North Liberty "Gateway to Potato Creek"

North Liberty's Downtown-the Yum Yum is on the right
One of the most recent listings to the National Register in Northern Indiana is one of the smallest downtowns to receive that recognition.  North Liberty's downtown, just a block long, was a lively place in its day.  The town is looking to the future by celebrating its past.  One place, the Yum Yum Shoppe, has become one of our favorite spots for pizza and ice cream...it's amazing how the car can find its way down lightly-traveled highways for ice cream.

North Liberty was platted in 1837 by Daniel and James Antrim.  It was surveyed by the St. Joseph County surveyor, T. W. Bray.  It is located at the conjunction of sections 28, 29, 32, and 33 in Liberty Township.  Liberty Township is recognized as one of the earliest settled townships of St. Joseph County.  During the 1850s, the land in the township began to be cleared for agricultural purposes.  Farming and lumber were the chief industries in the township by the 1880s.  A total of five sawmills were in operation by that time.


The first election in the township was held at James Antrim’s house in North Liberty in 1837.  The first house on a platted lot in the town was constructed in that same year by James Downey.  Four additional homes were built in the same year.  A gristmill was built in North Liberty in 1837 and a sawmill was constructed in 1839 by Hiram Bean and Alonzo Hill.  The first school was constructed in 1840 and in 1868 a high school building was constructed in North Liberty.  The first church was organized and constructed by the Methodists in North Liberty in 1851.  By 1880, there were three churches, the Methodist, Seventh Day Adventist, and Episcopal churches.  The town’s cemetery was established in 1842.  The Cole Brothers constructed a large planing mill and manufacturing facility in 1866.  The establishment burned in 1871, but was reincorporated in 1873 as the North Liberty Manufacturing Company which continued into the 20th century.  The company manufactured wagons and buggies.

By 1880, the population of North Liberty reached about 400 people.  At the end of the 19th century an extension of the Wabash Railroad and the arrival of the Chicago Belt Line Railroad, which was solely a freight line, assisted the general growth of the town and its industries.  North Liberty was incorporated as a town in 1894.  By 1903, the population had grown to 504 people.  Sidewalks were placed in the town in 1912 and in 1913 the community was preparing to be illuminated with electrical lights.
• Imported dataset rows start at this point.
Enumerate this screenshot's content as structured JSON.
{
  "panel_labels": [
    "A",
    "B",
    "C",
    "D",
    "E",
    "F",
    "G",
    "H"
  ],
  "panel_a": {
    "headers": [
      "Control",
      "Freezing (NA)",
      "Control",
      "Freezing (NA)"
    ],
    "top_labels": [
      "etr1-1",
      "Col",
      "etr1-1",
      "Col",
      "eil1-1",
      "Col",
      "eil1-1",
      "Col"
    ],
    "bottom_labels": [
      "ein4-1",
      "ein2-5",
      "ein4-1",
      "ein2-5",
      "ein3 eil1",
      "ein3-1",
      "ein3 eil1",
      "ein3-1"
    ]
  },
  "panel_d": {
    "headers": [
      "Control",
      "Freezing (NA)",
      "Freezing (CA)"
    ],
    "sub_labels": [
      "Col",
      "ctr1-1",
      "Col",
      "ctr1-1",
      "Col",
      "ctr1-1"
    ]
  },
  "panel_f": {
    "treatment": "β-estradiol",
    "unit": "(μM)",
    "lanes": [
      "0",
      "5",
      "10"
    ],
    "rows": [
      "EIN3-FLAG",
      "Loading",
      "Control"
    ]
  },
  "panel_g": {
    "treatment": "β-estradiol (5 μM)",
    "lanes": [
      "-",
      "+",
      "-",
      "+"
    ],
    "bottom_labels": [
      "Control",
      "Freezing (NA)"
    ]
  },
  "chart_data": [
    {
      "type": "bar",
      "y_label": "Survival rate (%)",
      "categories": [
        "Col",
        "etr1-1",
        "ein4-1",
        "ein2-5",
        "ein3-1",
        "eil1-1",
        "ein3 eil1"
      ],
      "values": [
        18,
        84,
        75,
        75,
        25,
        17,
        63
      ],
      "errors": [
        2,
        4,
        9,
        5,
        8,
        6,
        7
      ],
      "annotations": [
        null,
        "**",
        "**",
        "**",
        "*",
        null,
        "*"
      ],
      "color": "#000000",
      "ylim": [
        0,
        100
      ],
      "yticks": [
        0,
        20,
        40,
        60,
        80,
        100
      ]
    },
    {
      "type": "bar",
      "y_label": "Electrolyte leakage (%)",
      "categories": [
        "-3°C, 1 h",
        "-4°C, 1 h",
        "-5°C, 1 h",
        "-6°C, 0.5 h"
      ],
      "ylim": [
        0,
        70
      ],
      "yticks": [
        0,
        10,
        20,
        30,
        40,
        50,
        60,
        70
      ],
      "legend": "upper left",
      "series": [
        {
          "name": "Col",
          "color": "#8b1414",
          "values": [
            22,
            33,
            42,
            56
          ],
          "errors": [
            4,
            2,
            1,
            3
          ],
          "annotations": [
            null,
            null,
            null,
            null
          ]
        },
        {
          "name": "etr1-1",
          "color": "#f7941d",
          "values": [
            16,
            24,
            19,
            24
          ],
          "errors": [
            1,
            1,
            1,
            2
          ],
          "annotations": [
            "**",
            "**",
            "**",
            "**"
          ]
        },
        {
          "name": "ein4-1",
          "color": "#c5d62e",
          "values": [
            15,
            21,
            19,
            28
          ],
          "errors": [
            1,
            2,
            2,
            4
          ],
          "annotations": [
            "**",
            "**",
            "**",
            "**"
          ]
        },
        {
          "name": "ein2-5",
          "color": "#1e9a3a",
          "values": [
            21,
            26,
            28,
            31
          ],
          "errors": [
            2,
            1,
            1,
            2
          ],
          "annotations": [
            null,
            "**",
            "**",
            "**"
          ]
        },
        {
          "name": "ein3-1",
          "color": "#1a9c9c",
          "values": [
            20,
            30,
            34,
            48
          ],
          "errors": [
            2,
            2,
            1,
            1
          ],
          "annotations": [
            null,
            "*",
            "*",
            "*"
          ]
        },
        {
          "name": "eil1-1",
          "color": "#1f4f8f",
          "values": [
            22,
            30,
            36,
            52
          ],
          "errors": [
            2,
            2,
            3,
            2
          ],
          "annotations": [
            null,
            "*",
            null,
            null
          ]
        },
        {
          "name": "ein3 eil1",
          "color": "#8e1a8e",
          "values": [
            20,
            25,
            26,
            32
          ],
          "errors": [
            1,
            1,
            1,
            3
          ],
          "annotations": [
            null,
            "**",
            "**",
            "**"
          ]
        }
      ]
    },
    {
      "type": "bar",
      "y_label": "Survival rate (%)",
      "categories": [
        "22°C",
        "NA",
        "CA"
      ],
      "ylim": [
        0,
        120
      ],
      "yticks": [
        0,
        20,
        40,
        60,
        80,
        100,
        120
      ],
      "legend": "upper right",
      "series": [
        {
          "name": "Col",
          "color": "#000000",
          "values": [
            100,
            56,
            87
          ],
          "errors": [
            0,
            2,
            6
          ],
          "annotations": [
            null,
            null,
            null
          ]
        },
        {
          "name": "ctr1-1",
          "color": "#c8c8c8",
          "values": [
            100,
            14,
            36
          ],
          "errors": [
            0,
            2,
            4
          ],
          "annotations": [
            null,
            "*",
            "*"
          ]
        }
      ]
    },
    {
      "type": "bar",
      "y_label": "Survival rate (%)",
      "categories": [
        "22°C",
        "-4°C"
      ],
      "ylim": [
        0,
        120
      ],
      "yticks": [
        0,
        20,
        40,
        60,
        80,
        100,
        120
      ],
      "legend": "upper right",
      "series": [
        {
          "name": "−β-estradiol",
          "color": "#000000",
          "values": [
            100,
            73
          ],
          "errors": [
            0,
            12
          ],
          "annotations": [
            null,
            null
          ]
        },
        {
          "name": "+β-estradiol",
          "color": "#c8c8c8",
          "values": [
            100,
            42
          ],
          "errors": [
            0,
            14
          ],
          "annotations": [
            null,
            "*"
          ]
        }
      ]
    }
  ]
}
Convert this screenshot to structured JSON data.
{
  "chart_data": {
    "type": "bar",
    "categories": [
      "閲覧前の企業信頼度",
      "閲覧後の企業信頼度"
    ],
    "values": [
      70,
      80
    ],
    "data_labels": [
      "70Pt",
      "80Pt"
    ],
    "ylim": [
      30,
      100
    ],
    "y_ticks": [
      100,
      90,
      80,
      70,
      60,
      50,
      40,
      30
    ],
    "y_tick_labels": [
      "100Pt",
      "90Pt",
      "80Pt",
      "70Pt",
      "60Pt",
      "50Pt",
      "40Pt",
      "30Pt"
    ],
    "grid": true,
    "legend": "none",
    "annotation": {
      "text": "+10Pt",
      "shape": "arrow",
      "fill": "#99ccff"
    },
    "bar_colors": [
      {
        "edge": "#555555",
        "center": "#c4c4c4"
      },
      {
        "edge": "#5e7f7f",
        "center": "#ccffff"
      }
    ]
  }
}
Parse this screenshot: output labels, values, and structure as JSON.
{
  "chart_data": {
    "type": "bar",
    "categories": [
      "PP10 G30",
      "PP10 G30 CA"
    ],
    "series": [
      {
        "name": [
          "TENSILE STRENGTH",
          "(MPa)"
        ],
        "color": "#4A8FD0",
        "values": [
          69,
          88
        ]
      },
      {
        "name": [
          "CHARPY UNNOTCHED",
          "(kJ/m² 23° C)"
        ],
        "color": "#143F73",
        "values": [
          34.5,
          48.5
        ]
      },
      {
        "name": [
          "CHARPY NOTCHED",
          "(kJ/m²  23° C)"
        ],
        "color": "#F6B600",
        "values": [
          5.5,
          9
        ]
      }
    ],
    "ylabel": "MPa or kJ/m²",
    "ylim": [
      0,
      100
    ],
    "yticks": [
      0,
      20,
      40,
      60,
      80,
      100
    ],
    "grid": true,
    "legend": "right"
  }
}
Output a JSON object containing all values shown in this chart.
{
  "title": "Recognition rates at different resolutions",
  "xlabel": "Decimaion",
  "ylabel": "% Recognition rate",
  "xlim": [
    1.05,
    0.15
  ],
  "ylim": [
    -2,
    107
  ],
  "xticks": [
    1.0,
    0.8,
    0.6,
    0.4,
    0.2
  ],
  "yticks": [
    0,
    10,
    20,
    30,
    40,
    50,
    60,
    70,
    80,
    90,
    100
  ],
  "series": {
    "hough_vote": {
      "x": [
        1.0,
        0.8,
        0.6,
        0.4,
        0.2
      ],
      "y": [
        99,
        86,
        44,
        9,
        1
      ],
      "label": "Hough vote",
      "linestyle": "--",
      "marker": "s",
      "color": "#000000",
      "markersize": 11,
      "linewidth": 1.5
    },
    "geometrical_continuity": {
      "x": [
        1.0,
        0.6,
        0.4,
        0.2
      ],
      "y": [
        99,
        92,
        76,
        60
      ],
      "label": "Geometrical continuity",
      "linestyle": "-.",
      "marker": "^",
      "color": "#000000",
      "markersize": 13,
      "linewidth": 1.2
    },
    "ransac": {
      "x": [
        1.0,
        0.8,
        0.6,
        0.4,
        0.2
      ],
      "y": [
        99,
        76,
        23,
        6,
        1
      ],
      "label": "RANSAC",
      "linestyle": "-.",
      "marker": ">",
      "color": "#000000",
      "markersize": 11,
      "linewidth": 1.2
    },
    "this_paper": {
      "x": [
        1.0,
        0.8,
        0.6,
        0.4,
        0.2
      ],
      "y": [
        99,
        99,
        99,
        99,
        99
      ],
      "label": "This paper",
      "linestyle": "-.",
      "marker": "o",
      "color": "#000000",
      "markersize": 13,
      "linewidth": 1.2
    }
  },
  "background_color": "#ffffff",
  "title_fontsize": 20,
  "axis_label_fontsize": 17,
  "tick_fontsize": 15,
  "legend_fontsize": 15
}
The county 4-H fair was first held in North Liberty in 1928; it was held in the downtown until about 1935 when it relocated to another location in St. Joseph County.  After the arrival of the railroads and general conversion of land to agricultural production the town and township had slow measured growth during the remaining part of the 20th century.  North Liberty remained the only village in the township.  The town had a population of 977 people in 1940.  In 1960, the population had grown to 1,241 people.  By 1978, when Potato Creek State Park was established in the township, the population of North Liberty remained virtually unchanged at 1,250 people.